Monday, September 27, 2010

Autumn Grasses 10, Artist Zilch



AUTUMN GRASSES

My first little painting on a nine by twelve canvas board was exhausting: Nine by twelve is huge if you chose to use little tiny brushes to paint a subject that you cropped in close to blow up the details, (which is what like to do); there's no bounce at all of course; and even though I added two more primer coats of gesso, the tooth was nil and the paint separated and puddled when it first went on. I needed quite a thick application before I could get it to grip with one stroke followed by a drying session. Luckily it was laundry day.

I bought a dozen of these boards in an effort to standardize the size of my daily drawings/paintings. But unless I employ a palette knife and choose less detailed subjects, they just aren't going to work. The Autumn Grasses in my yard must have grown an inch in the two and a half hours it took me to get what you see. And it's not done.

Aside from needing more sassafrases in the sassafras trees and yellow in the leaves, the whole thing will need varnishing. The tube paint even though thinned with semi-gloss medium is looking dead to me. What's with this cheap surface?

The session was a wrestling match and I lost. I came away with magenta on my warm ups, green oxide on my sweater and red in my hair. The little sucker kept flipping off or falling over on my lap if I pounced or stroked too hard.

If I'm going to pursue this size, my big boy easel is definitely out. I have a portable drafting easel somewhere in this house that will do much better. It's table space and enthusiasm I'm lacking.

ON THE BRIGHT SIDE

My canvases finally came; Chocolate Mice is up front for today.

Then, thanks to Agnes, I now know how to be in the picture. Her latest blog clued me in that my camera might just have a self-timer setting-- duh, something I never thought about before. She also said she liked to see the blogger behind the blog, a very clever idea I never got. So, thirty something years older than beautiful Agnes (I'm guessing), here I am as I am--sans fancy fixins, but with a smear of Vasoline on the lens to soften the blow for me, not you.

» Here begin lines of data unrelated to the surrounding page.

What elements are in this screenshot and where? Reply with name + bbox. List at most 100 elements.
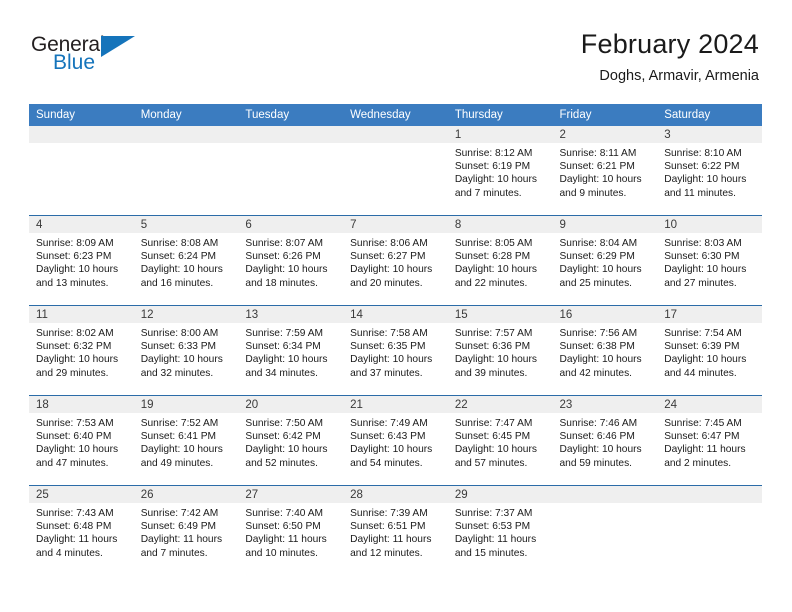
weekday-header-friday: Friday — [552, 104, 658, 126]
sunset-text: Sunset: 6:29 PM — [559, 251, 635, 263]
day-details: Sunrise: 7:40 AM Sunset: 6:50 PM Daylight:… — [238, 503, 343, 560]
calendar-cell[interactable] — [133, 126, 239, 216]
brand-logo[interactable]: General Blue — [31, 34, 151, 82]
day-number: 7 — [343, 216, 448, 233]
daylight-text-line1: Daylight: 10 hours — [454, 354, 537, 366]
sunrise-text: Sunrise: 7:40 AM — [245, 508, 323, 519]
triangle-logo-icon — [101, 36, 135, 57]
calendar-cell[interactable]: 10 Sunrise: 8:03 AM Sunset: 6:30 PM Dayligh… — [657, 215, 762, 306]
weekday-header-monday: Monday — [133, 104, 239, 126]
calendar-cell[interactable]: 25 Sunrise: 7:43 AM Sunset: 6:48 PM Dayligh… — [29, 485, 134, 575]
sunrise-text: Sunrise: 7:52 AM — [140, 418, 219, 429]
calendar-cell[interactable]: 14 Sunrise: 7:58 AM Sunset: 6:35 PM Dayligh… — [343, 305, 448, 396]
calendar-cell[interactable]: 1 Sunrise: 8:12 AM Sunset: 6:19 PM Daylight… — [447, 126, 553, 216]
calendar-cell[interactable]: 20 Sunrise: 7:50 AM Sunset: 6:42 PM Dayligh… — [238, 395, 344, 486]
calendar-cell[interactable]: 5 Sunrise: 8:08 AM Sunset: 6:24 PM Daylight… — [133, 215, 239, 306]
sunset-text: Sunset: 6:21 PM — [559, 161, 635, 173]
calendar-cell[interactable]: 7 Sunrise: 8:06 AM Sunset: 6:27 PM Daylight… — [343, 215, 448, 306]
sunset-text: Sunset: 6:42 PM — [245, 431, 321, 443]
daylight-text-line2: and 42 minutes. — [559, 367, 633, 379]
calendar-cell[interactable]: 16 Sunrise: 7:56 AM Sunset: 6:38 PM Dayligh… — [552, 305, 658, 396]
calendar-cell[interactable]: 17 Sunrise: 7:54 AM Sunset: 6:39 PM Dayligh… — [657, 305, 762, 396]
daylight-text-line1: Daylight: 10 hours — [36, 264, 119, 276]
calendar-page: General Blue February 2024 Doghs, Armavi… — [0, 0, 792, 612]
sunrise-sunset-calendar: Sunday Monday Tuesday Wednesday Thursday… — [29, 104, 762, 575]
daylight-text-line2: and 15 minutes. — [454, 547, 528, 559]
sunrise-text: Sunrise: 7:57 AM — [454, 328, 533, 339]
day-number: 22 — [447, 396, 553, 413]
calendar-cell[interactable] — [29, 126, 134, 216]
daylight-text-line2: and 52 minutes. — [245, 457, 318, 469]
calendar-cell[interactable]: 15 Sunrise: 7:57 AM Sunset: 6:36 PM Dayligh… — [447, 305, 553, 396]
calendar-cell[interactable]: 3 Sunrise: 8:10 AM Sunset: 6:22 PM Daylight… — [657, 126, 762, 216]
calendar-body: 1 Sunrise: 8:12 AM Sunset: 6:19 PM Daylight… — [29, 126, 762, 575]
calendar-cell[interactable]: 8 Sunrise: 8:05 AM Sunset: 6:28 PM Daylight… — [447, 215, 553, 306]
calendar-cell[interactable] — [657, 485, 762, 575]
calendar-cell[interactable] — [343, 126, 448, 216]
calendar-cell[interactable]: 12 Sunrise: 8:00 AM Sunset: 6:33 PM Dayligh… — [133, 305, 239, 396]
daylight-text-line2: and 37 minutes. — [350, 367, 423, 379]
day-number: 4 — [29, 216, 134, 233]
calendar-cell[interactable]: 19 Sunrise: 7:52 AM Sunset: 6:41 PM Dayligh… — [133, 395, 239, 486]
sunset-text: Sunset: 6:27 PM — [350, 251, 426, 263]
calendar-cell[interactable]: 27 Sunrise: 7:40 AM Sunset: 6:50 PM Dayligh… — [238, 485, 344, 575]
calendar-cell[interactable]: 6 Sunrise: 8:07 AM Sunset: 6:26 PM Daylight… — [238, 215, 344, 306]
daylight-text-line1: Daylight: 10 hours — [664, 174, 747, 186]
daylight-text-line1: Daylight: 10 hours — [454, 264, 537, 276]
calendar-cell[interactable] — [552, 485, 658, 575]
sunset-text: Sunset: 6:34 PM — [245, 341, 321, 353]
daylight-text-line2: and 59 minutes. — [559, 457, 633, 469]
sunrise-text: Sunrise: 7:46 AM — [559, 418, 638, 429]
calendar-cell[interactable]: 26 Sunrise: 7:42 AM Sunset: 6:49 PM Dayligh… — [133, 485, 239, 575]
calendar-cell[interactable]: 23 Sunrise: 7:46 AM Sunset: 6:46 PM Dayligh… — [552, 395, 658, 486]
daylight-text-line1: Daylight: 10 hours — [350, 444, 433, 456]
daylight-text-line2: and 7 minutes. — [140, 547, 208, 559]
daylight-text-line1: Daylight: 10 hours — [454, 444, 537, 456]
calendar-cell[interactable]: 24 Sunrise: 7:45 AM Sunset: 6:47 PM Dayligh… — [657, 395, 762, 486]
daylight-text-line2: and 49 minutes. — [140, 457, 214, 469]
page-title: February 2024 — [580, 29, 759, 59]
daylight-text-line1: Daylight: 10 hours — [140, 264, 223, 276]
day-number: 25 — [29, 486, 134, 503]
sunset-text: Sunset: 6:19 PM — [454, 161, 531, 173]
day-details: Sunrise: 7:52 AM Sunset: 6:41 PM Daylight:… — [134, 413, 239, 470]
daylight-text-line1: Daylight: 10 hours — [36, 354, 119, 366]
daylight-text-line2: and 57 minutes. — [454, 457, 528, 469]
day-details: Sunrise: 7:50 AM Sunset: 6:42 PM Daylight:… — [238, 413, 343, 470]
calendar-cell[interactable]: 4 Sunrise: 8:09 AM Sunset: 6:23 PM Daylight… — [29, 215, 134, 306]
daylight-text-line1: Daylight: 11 hours — [454, 534, 537, 546]
calendar-cell[interactable]: 18 Sunrise: 7:53 AM Sunset: 6:40 PM Dayligh… — [29, 395, 134, 486]
day-number — [343, 126, 448, 143]
sunrise-text: Sunrise: 7:58 AM — [350, 328, 428, 339]
day-details: Sunrise: 7:42 AM Sunset: 6:49 PM Daylight:… — [134, 503, 239, 560]
sunrise-text: Sunrise: 7:47 AM — [454, 418, 533, 429]
day-number: 12 — [133, 306, 239, 323]
calendar-cell[interactable] — [238, 126, 344, 216]
calendar-cell[interactable]: 22 Sunrise: 7:47 AM Sunset: 6:45 PM Dayligh… — [447, 395, 553, 486]
sunset-text: Sunset: 6:24 PM — [140, 251, 217, 263]
calendar-cell[interactable]: 11 Sunrise: 8:02 AM Sunset: 6:32 PM Dayligh… — [29, 305, 134, 396]
day-details: Sunrise: 8:09 AM Sunset: 6:23 PM Daylight:… — [29, 233, 134, 290]
calendar-cell[interactable]: 9 Sunrise: 8:04 AM Sunset: 6:29 PM Daylight… — [552, 215, 658, 306]
weekday-header-wednesday: Wednesday — [343, 104, 448, 126]
sunrise-text: Sunrise: 8:08 AM — [140, 238, 219, 249]
sunrise-text: Sunrise: 7:39 AM — [350, 508, 428, 519]
calendar-cell[interactable]: 29 Sunrise: 7:37 AM Sunset: 6:53 PM Dayligh… — [447, 485, 553, 575]
calendar-cell[interactable]: 21 Sunrise: 7:49 AM Sunset: 6:43 PM Dayligh… — [343, 395, 448, 486]
sunrise-text: Sunrise: 8:10 AM — [664, 148, 742, 159]
day-number: 17 — [657, 306, 762, 323]
daylight-text-line1: Daylight: 10 hours — [350, 264, 433, 276]
daylight-text-line1: Daylight: 11 hours — [245, 534, 327, 546]
day-number — [552, 486, 658, 503]
sunset-text: Sunset: 6:40 PM — [36, 431, 112, 443]
sunset-text: Sunset: 6:32 PM — [36, 341, 112, 353]
daylight-text-line2: and 54 minutes. — [350, 457, 423, 469]
daylight-text-line1: Daylight: 10 hours — [350, 354, 433, 366]
calendar-cell[interactable]: 13 Sunrise: 7:59 AM Sunset: 6:34 PM Dayligh… — [238, 305, 344, 396]
sunset-text: Sunset: 6:51 PM — [350, 521, 426, 533]
day-details — [134, 143, 239, 147]
weekday-header-sunday: Sunday — [29, 104, 134, 126]
calendar-cell[interactable]: 28 Sunrise: 7:39 AM Sunset: 6:51 PM Dayligh… — [343, 485, 448, 575]
daylight-text-line2: and 27 minutes. — [664, 277, 737, 289]
calendar-cell[interactable]: 2 Sunrise: 8:11 AM Sunset: 6:21 PM Daylight… — [552, 126, 658, 216]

I'm reading Hugh MacLeod's book Ignore Everybody. It's quite enjoyable since we share philosophies on creativity. In an essay about you don't need a lot of fancy equipment to produce your masterpiece, he used as an example Van Gogh's limited palette. I looked that up this morning. Van Gogh's palette consisted of seven colors: Ochres, (red, yellow,brown);Cobalt Blue;Prussian Blue;Naples Yellow, Sienna then black and white. Simple. Great. Food for thought.